Indexation is a benefit available for long-term capital gains on certain assets like property and debt mutual funds. It adjusts the purchase price of the asset for inflation using the Cost Inflation Index (CII) published by the government, thereby reducing the taxable capital gain and your tax liability.

Is LTCG on equity shares taxable?

Yes, LTCG on equity shares and equity-oriented mutual funds is taxable at 10% on gains exceeding ₹1 lakh per financial year. Gains up to ₹1 lakh are exempt from tax. LTCG applies when the holding period is more than 12 months and Securities Transaction Tax (STT) has been paid.

Can I save tax on capital gains?

Yes, you can save tax on capital gains through various exemptions: Section 54 for residential property, Section 54EC by investing in specified bonds (NHAI/REC), Section 54F for other assets, and Section 112A exemption of ₹1 lakh for equity LTCG. For equity, consider tax-loss harvesting to offset gains with losses.

How to calculate capital gains on mutual funds?

For equity mutual funds: If held less than 12 months, STCG is taxed at 15%. If held more than 12 months, LTCG exceeding ₹1 lakh is taxed at 10%. For debt mutual funds: If held less than 36 months, STCG is taxed as per your slab. If held more than 36 months, LTCG is taxed at 20% with indexation.

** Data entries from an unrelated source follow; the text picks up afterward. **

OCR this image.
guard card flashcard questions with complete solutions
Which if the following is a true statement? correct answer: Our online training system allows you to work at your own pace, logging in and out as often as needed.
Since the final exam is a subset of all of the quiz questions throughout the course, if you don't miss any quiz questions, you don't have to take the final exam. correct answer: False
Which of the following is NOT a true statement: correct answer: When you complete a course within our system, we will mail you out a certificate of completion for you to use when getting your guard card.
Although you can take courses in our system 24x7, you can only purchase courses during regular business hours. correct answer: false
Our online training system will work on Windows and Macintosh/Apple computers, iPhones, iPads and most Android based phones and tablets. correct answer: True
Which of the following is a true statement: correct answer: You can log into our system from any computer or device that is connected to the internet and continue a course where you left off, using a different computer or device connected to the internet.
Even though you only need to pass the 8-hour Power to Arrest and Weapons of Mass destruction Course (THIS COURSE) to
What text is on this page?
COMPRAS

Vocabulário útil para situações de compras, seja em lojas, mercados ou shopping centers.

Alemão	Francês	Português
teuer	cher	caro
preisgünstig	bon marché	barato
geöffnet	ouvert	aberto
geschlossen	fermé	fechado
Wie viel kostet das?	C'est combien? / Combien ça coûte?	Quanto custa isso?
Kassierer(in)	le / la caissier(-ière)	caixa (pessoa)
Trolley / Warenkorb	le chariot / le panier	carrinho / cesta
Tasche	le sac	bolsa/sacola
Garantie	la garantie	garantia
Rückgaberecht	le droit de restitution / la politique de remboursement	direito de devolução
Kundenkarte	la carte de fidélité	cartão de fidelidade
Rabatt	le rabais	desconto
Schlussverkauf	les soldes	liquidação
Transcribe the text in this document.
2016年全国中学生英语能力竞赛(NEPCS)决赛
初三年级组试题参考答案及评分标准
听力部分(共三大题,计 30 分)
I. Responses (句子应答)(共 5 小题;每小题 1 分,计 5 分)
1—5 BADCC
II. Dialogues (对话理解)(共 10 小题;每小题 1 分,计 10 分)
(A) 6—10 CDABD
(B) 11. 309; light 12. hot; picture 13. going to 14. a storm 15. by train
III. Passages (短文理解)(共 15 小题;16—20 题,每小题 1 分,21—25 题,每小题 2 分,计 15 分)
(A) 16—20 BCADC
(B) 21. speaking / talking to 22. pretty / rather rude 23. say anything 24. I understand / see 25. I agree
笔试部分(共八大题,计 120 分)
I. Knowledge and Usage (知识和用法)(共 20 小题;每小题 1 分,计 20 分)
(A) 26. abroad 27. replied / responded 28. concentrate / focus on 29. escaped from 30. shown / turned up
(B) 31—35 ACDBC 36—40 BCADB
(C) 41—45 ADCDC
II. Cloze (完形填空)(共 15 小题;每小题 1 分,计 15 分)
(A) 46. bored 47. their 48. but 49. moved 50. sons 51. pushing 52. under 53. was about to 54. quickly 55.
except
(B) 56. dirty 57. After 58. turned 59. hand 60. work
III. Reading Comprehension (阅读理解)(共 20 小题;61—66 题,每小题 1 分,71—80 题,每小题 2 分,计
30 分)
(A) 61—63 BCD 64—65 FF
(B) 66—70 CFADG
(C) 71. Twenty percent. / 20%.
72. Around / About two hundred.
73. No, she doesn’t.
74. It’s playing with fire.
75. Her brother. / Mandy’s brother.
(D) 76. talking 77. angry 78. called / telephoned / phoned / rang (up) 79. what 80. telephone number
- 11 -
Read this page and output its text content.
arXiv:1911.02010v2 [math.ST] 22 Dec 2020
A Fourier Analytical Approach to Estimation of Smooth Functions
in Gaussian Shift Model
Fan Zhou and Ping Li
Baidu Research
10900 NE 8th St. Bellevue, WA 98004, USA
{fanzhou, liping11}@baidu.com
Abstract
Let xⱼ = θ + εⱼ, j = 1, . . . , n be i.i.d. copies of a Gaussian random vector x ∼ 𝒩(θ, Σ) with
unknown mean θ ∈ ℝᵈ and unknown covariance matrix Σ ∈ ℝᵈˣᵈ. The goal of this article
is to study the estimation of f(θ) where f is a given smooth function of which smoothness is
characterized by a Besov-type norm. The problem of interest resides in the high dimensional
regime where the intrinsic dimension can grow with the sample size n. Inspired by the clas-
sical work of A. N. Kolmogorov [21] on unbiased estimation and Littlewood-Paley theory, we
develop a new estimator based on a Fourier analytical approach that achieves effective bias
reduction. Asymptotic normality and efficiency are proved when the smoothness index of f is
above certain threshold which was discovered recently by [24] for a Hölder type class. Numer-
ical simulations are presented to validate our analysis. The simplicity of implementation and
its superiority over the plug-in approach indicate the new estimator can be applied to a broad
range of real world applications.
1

Disclaimer: This capital gains tax calculator is provided for estimation purposes only. Actual tax liability may vary based on your total income, applicable deductions, surcharge, cess, and specific circumstances. The calculator uses standard tax rates and does not account for all possible exemptions or special situations. Always consult with a chartered accountant or tax advisor for accurate tax planning and filing.